2 - O que é o Brazil Immersive Fashion Week?

Uma semana de cultura e tecnologia. Temos "fashion week" no nome, pois acreditamos na moda como um meio sensível para observarmos as mudanças estruturais da sociedade, mas, para nós, a moda vai muito além das roupas. A BRIFW tem como principal objetivo aproximar as pessoas de temas como imersão, Web3, blockchain, realidades expandidas, inteligência artificial e (claro) a nova cultura que emerge a partir de tecnologias que convencionamos chamar de metaverso. Para desmistificar todo esse "tecnologuês", a moda é um meio interessante, pois aproxima certas questões ao nosso dia a dia. Através da moda, pensamos sobre identidade, representação, produtos e histórias que queremos viver em sociedade. A forma que organizamos nossa imagem social, seja ela física ou virtual, comunica nossas expectativas sobre a vida coletiva - os símbolos que desejamos incorporar, os valores que nos norteiam, quem desejamos ser. A BRIFW é um evento para pensarmos tudo isso juntos. 

3 - Explique para nós o que é um desfile phygital?

Um desfile phygital é a apresentação de uma coleção de roupas em um espaço físico, com audiência presencial, com modelos reais, mas que usa novas tecnologias digitais para amplificar a história contada pela marca. Muita gente acha que o digital só é capaz de amplificar as experiências visuais ou auditivas, mas, na verdade, outros sentidos são trabalhados como toque e odor. Um desfile phygital usa o analógico (físico) e o digital (virtual) para criar experiências híbridas e com impacto surpreendente.

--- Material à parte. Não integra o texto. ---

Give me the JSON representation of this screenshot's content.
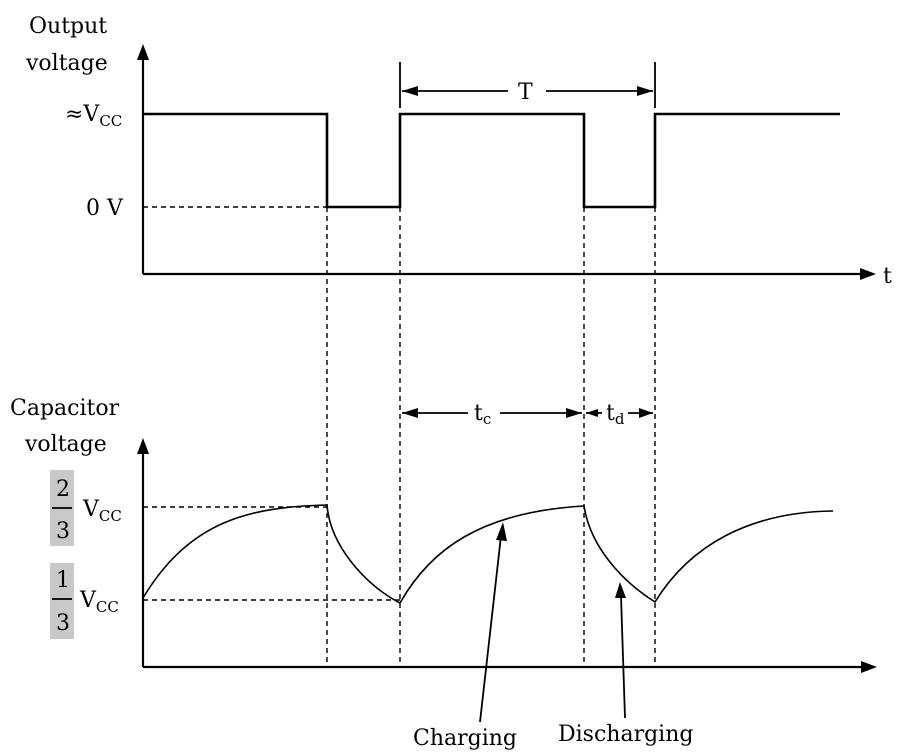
{
  "output_plot": {
    "ylabel_line1": "Output",
    "ylabel_line2": "voltage",
    "level_high": "≈V",
    "level_high_sub": "CC",
    "level_low": "0 V",
    "xlabel": "t",
    "period_label": "T"
  },
  "capacitor_plot": {
    "ylabel_line1": "Capacitor",
    "ylabel_line2": "voltage",
    "upper_num": "2",
    "upper_den": "3",
    "upper_v": "V",
    "upper_v_sub": "CC",
    "lower_num": "1",
    "lower_den": "3",
    "lower_v": "V",
    "lower_v_sub": "CC",
    "tc_label": "t",
    "tc_sub": "c",
    "td_label": "t",
    "td_sub": "d"
  },
  "annotations": {
    "charging": "Charging",
    "discharging": "Discharging"
  }
}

4 - O metaverso vai mudar a indústria da moda?

Já mudou. Muita gente ainda tem resistência para compreender as mudanças que estão acontecendo. Isso não é novidade. Ao longo da história, todas as grandes tecnologias foram vistas como ameaças. É o nosso instinto procurar sempre a estabilidade e desconfiar de tudo que não compreendemos. Foi assim com a fotografia, com o telefone, com o cinema, o celular… estamos dentro do esperado. No entanto, a indústria da moda já está sofrendo os impactos do metaverso. Hoje, há milhares de vagas de emprego para designers de moda digital e simplesmente não há candidatos suficientes para ocupar essas vagas. Pensamos em metaverso como um game, mas, na verdade, o ambiente de realidades e produtos integrados (físicos e virtuais) faz parte de uma nova linha de produção chamada de indústria 4.0. 

5 - Novas tecnologias, Web 3.0 e a descentralização podem tornar os cenários da moda, da arte e da cultura mais inclusivos ou isso pode trazer uma barreira ainda maior?

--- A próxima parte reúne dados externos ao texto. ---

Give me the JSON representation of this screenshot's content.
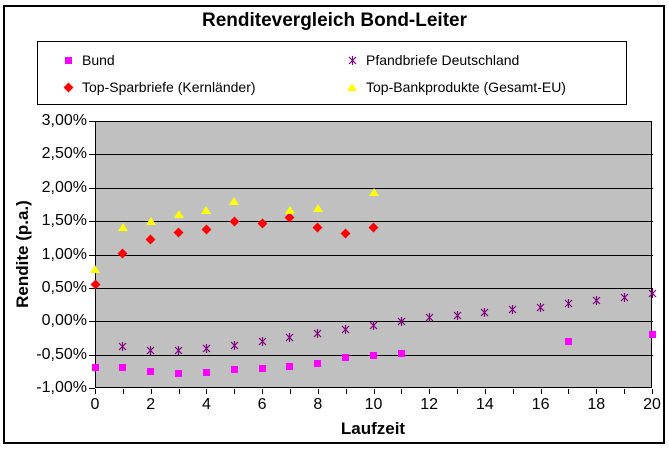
{
  "chart_data": {
    "type": "scatter",
    "title": "Renditevergleich Bond-Leiter",
    "xlabel": "Laufzeit",
    "ylabel": "Rendite (p.a.)",
    "xlim": [
      0,
      20
    ],
    "ylim": [
      -1.0,
      3.0
    ],
    "grid": true,
    "plot_bg": "#C0C0C0",
    "legend_position": "top",
    "y_ticks": [
      {
        "label": "3,00%",
        "value": 3.0
      },
      {
        "label": "2,50%",
        "value": 2.5
      },
      {
        "label": "2,00%",
        "value": 2.0
      },
      {
        "label": "1,50%",
        "value": 1.5
      },
      {
        "label": "1,00%",
        "value": 1.0
      },
      {
        "label": "0,50%",
        "value": 0.5
      },
      {
        "label": "0,00%",
        "value": 0.0
      },
      {
        "label": "-0,50%",
        "value": -0.5
      },
      {
        "label": "-1,00%",
        "value": -1.0
      }
    ],
    "x_major_ticks": [
      {
        "label": "0",
        "value": 0
      },
      {
        "label": "2",
        "value": 2
      },
      {
        "label": "4",
        "value": 4
      },
      {
        "label": "6",
        "value": 6
      },
      {
        "label": "8",
        "value": 8
      },
      {
        "label": "10",
        "value": 10
      },
      {
        "label": "12",
        "value": 12
      },
      {
        "label": "14",
        "value": 14
      },
      {
        "label": "16",
        "value": 16
      },
      {
        "label": "18",
        "value": 18
      },
      {
        "label": "20",
        "value": 20
      }
    ],
    "x_minor_tick_step": 1,
    "series": [
      {
        "name": "Bund",
        "marker": "square",
        "color": "#FF00FF",
        "points": [
          [
            0,
            -0.69
          ],
          [
            1,
            -0.69
          ],
          [
            2,
            -0.76
          ],
          [
            3,
            -0.79
          ],
          [
            4,
            -0.77
          ],
          [
            5,
            -0.73
          ],
          [
            6,
            -0.71
          ],
          [
            7,
            -0.68
          ],
          [
            8,
            -0.63
          ],
          [
            9,
            -0.55
          ],
          [
            10,
            -0.51
          ],
          [
            11,
            -0.49
          ],
          [
            17,
            -0.3
          ],
          [
            20,
            -0.2
          ]
        ]
      },
      {
        "name": "Pfandbriefe Deutschland",
        "marker": "star",
        "color": "#800080",
        "points": [
          [
            1,
            -0.32
          ],
          [
            2,
            -0.38
          ],
          [
            3,
            -0.38
          ],
          [
            4,
            -0.35
          ],
          [
            5,
            -0.31
          ],
          [
            6,
            -0.25
          ],
          [
            7,
            -0.19
          ],
          [
            8,
            -0.12
          ],
          [
            9,
            -0.06
          ],
          [
            10,
            -0.01
          ],
          [
            11,
            0.05
          ],
          [
            12,
            0.12
          ],
          [
            13,
            0.15
          ],
          [
            14,
            0.19
          ],
          [
            15,
            0.24
          ],
          [
            16,
            0.27
          ],
          [
            17,
            0.32
          ],
          [
            18,
            0.37
          ],
          [
            19,
            0.42
          ],
          [
            20,
            0.48
          ]
        ]
      },
      {
        "name": "Top-Sparbriefe (Kernländer)",
        "marker": "diamond",
        "color": "#FF0000",
        "points": [
          [
            0,
            0.55
          ],
          [
            1,
            1.02
          ],
          [
            2,
            1.22
          ],
          [
            3,
            1.33
          ],
          [
            4,
            1.37
          ],
          [
            5,
            1.5
          ],
          [
            6,
            1.47
          ],
          [
            7,
            1.55
          ],
          [
            8,
            1.41
          ],
          [
            9,
            1.31
          ],
          [
            10,
            1.41
          ]
        ]
      },
      {
        "name": "Top-Bankprodukte (Gesamt-EU)",
        "marker": "triangle",
        "color": "#FFFF00",
        "points": [
          [
            0,
            0.78
          ],
          [
            1,
            1.41
          ],
          [
            2,
            1.5
          ],
          [
            3,
            1.6
          ],
          [
            4,
            1.67
          ],
          [
            5,
            1.8
          ],
          [
            7,
            1.66
          ],
          [
            8,
            1.7
          ],
          [
            10,
            1.93
          ]
        ]
      }
    ]
  }
}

Quando o tema da inclusão aparece, eu me pergunto quantas pessoas hoje estão excluídas do seu direito à escola, à saúde, ao saneamento básico e quantas dessas pessoas estão com um celular na mão. A tecnologia não tem ética, ela pode ser usada para favorecer direitos ou condenar pessoas, por isso me interessa mais saber quem está operando as tecnologias. 

Por exemplo, as redes sociais da Web2 e suas tecnologias de compartilhamento de conteúdo, ao mesmo tempo que tiram o poder das grandes corporações de mídia tradicionais e abrem espaço para histórias e personagens antes invisibilizados, traz consigo também o perigoso controle dos nossos dados pelas Big Techs. Da mesma forma que tem algo positivo, carrega também muitos pontos negativos. 

Na Web3 temos a mesma situação, os NFTs, por exemplo, foram sequestrados pelo mercado neoliberal como uma forma de privatizar o mundo virtual. Isso é péssimo, mas, ao mesmo tempo, o NFT fez com que artistas fantásticos, que eram antes ignorados pelo mercado de arte tradicional, passassem a ser capazes de viver da sua arte. 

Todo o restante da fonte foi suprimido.